Home Management How to Manage the Five Sources of Strategic Risk (Part Two)

How to Manage the Five Sources of Strategic Risk (Part Two)

by John Myrna

Managing risk is a major element of the “chemistry of strategy.” You must understand strategic risks — what they are, how to identify them, and how to assess and manage them from a strategic perspective. Financial risk is embedded in all risks, since the impact of all risks is ultimately financial. There are five major sources of strategic risk. Two have the potential to wipe your company out overnight (discussed in a previous post), and three, while unlikely to wipe out a company overnight, could smother it over the next three to five years.

Let’s look more closely at the three that can smother you over time. While all the company stories are true, names have been changed to protect privacy.

Risk #3: Superior competitive solutions

Are there more competitive solutions to the problem your current products address? These might include replacement technology, integration with another solution, or problem prevention/elimination. Best Systems knew it would just be a matter of time before their market evaporated. They manufactured products that enabled military users of legacy systems to build replacement applications that communicate with ships and planes still using a fifty-year-old interface. The military was committed to replacing this interface.
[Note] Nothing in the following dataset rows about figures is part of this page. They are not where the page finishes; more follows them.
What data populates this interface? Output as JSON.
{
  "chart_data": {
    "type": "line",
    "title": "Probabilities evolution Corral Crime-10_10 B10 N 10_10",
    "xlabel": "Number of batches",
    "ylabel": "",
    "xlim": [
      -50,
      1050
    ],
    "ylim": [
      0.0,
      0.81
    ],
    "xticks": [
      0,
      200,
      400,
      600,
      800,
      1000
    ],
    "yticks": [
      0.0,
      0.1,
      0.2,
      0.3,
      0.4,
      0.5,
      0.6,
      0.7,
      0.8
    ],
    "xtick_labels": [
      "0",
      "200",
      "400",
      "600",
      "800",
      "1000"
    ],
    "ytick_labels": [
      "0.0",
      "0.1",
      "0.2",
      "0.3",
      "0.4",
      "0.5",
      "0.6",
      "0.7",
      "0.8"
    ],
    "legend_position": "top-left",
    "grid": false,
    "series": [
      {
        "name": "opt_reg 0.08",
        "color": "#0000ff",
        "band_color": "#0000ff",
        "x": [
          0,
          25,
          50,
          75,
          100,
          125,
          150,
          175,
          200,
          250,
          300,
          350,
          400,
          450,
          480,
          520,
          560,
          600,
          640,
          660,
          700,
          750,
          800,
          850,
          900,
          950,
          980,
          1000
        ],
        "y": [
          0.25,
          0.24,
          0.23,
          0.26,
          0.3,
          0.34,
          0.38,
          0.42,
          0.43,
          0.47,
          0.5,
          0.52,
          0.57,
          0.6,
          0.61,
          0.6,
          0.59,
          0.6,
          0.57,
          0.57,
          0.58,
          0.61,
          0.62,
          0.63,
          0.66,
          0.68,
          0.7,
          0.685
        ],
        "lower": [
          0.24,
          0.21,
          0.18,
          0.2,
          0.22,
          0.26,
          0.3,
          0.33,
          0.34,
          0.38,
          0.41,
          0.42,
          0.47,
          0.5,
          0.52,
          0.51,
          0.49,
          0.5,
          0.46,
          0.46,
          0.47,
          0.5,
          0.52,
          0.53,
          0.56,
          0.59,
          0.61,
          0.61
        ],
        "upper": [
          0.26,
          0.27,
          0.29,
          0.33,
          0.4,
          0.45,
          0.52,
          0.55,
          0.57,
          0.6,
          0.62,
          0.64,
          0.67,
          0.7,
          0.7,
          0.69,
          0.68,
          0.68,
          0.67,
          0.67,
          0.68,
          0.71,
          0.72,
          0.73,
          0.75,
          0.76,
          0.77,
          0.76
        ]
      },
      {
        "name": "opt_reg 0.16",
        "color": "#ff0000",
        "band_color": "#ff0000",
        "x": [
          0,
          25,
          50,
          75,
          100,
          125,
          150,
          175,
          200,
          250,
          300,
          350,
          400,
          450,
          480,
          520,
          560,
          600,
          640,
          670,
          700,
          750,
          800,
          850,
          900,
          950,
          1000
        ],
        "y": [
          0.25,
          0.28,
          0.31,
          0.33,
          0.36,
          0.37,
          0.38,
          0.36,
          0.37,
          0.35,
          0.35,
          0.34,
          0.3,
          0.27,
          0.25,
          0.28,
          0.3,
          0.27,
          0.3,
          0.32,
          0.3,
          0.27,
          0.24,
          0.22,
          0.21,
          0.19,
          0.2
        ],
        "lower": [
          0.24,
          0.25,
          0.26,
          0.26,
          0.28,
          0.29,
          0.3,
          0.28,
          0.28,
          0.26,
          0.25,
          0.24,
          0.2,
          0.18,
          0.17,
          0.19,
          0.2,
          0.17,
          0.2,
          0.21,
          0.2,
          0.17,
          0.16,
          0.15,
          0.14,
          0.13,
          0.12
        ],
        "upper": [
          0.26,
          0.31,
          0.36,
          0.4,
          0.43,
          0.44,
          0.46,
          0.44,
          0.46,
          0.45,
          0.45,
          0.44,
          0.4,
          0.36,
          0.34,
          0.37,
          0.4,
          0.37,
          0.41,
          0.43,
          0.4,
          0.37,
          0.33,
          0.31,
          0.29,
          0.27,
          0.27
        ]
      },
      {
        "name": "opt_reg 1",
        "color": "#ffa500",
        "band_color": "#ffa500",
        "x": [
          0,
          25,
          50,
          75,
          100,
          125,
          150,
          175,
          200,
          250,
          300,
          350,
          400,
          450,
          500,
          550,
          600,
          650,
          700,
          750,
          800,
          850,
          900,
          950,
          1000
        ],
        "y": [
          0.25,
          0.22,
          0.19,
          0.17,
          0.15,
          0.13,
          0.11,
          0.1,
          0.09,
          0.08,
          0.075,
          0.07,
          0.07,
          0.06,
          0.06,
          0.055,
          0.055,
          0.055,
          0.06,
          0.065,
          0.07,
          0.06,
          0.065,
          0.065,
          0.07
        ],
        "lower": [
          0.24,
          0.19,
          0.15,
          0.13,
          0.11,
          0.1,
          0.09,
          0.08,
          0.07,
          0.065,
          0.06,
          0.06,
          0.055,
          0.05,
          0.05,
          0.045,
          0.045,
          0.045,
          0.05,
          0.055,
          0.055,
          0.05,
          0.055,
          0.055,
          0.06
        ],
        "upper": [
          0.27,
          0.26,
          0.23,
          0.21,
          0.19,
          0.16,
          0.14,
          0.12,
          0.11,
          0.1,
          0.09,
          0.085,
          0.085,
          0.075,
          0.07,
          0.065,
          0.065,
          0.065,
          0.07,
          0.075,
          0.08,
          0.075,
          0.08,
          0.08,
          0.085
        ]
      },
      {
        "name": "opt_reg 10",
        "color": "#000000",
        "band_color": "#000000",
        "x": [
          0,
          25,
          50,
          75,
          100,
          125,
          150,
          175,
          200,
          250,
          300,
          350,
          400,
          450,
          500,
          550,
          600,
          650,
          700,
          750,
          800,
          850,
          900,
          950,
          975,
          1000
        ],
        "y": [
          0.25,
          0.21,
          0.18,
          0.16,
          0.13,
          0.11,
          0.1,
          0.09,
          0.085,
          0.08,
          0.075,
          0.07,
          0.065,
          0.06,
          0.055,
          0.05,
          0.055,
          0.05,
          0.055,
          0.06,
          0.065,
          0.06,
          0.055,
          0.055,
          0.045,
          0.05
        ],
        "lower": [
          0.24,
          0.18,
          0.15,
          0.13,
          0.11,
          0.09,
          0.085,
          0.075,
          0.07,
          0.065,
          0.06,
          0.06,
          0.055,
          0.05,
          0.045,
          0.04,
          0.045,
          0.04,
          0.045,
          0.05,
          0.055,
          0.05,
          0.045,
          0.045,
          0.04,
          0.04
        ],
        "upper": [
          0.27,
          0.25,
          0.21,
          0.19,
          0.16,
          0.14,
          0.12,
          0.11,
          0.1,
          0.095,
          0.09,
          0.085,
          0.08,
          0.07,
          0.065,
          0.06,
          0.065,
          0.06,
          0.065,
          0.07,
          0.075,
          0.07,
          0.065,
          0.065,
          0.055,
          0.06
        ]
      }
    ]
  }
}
Best Systems followed a dual product/market strategy. For their legacy market, the basis of their current business, they didn’t waste resources trying to sell products that required customers to adopt the old technology, but focused product development investments on features that enabled legacy customers to defer their transition to newer interfaces.

Best Systems’ five-year strategy spotlighted the need to identify, develop, and grow a new business to over 20 percent of total revenue. The smart strategy was to identify and enter the “growth” stage of the new business before their core business entered its “decline” stage. They were open to obtaining that new business by growing it organically or through acquisition.

Risk #4: Insufficient development investments

Are you investing enough attention, time, and resources to realize a usable return on future products and/or markets? Fun Foods’ business was built on supplying a single product to movie theaters. They sold replacements when their product wore out and made sales to newly built theaters. Over the years, the company had discussed developing additional products for their theater customers, as well as searching for new markets for their product. Yet, when sales and revenues plummeted in a recession, they didn’t have any new products or markets to fall back on. In retrospect, Fun Foods had never really invested sufficiently in developing them.

Fun Foods was saved by its aggressive acquisition strategy. After a painful downsizing, they acquired a new business, enabling them to survive the decline of their core market. A company’s strategy is a mix of exploration and exploitation. Once exploration has identified major opportunities, successful strategies shift to the exploitation stage. At least once a year, review your company strategy and verify the balance between exploration and exploitation.

Risk #5: Insufficient volume and focus

You may not have enough volume and focus to generate sufficient continuous improvement of products, sales and operations to sustain profitability and competitiveness. SWT Services provided three services: staffing, web design, and technical writing. None of their customers purchased more than one service. SWT was once the only firm specializing in placing technical writers. Formerly a leader in that niche, SWT now consistently lost opportunities to a local firm that only provided staffing services and had more assignments in a month than SWT had in a year. Given their low volume, SWT Services started losing money on the staffing service. A small company can’t afford to split its focus. It’s challenging enough to generate a competitive volume within a single niche, never mind three.

Every year, your company, your competition, and your industry can get smarter through an additional twelve months of experience. So, your strategy must include a roadmap of how you will become more competitive. Each time you move along the Experience Curve, expect to figure out how to spend less to sell and deliver your product. The first time you do anything is the most expensive (in terms of time, effort, money or revision). The more times you do something, the less resources it requires, allowing you to produce more results for the same amount of resources, forming a virtuous cycle that makes you more competitive, assuming that your company follows a strategy of continuous improvement.

A measure of the quality of a company’s management is its ability to identify and manage risk. Building that acumen should be part of every company’s strategy.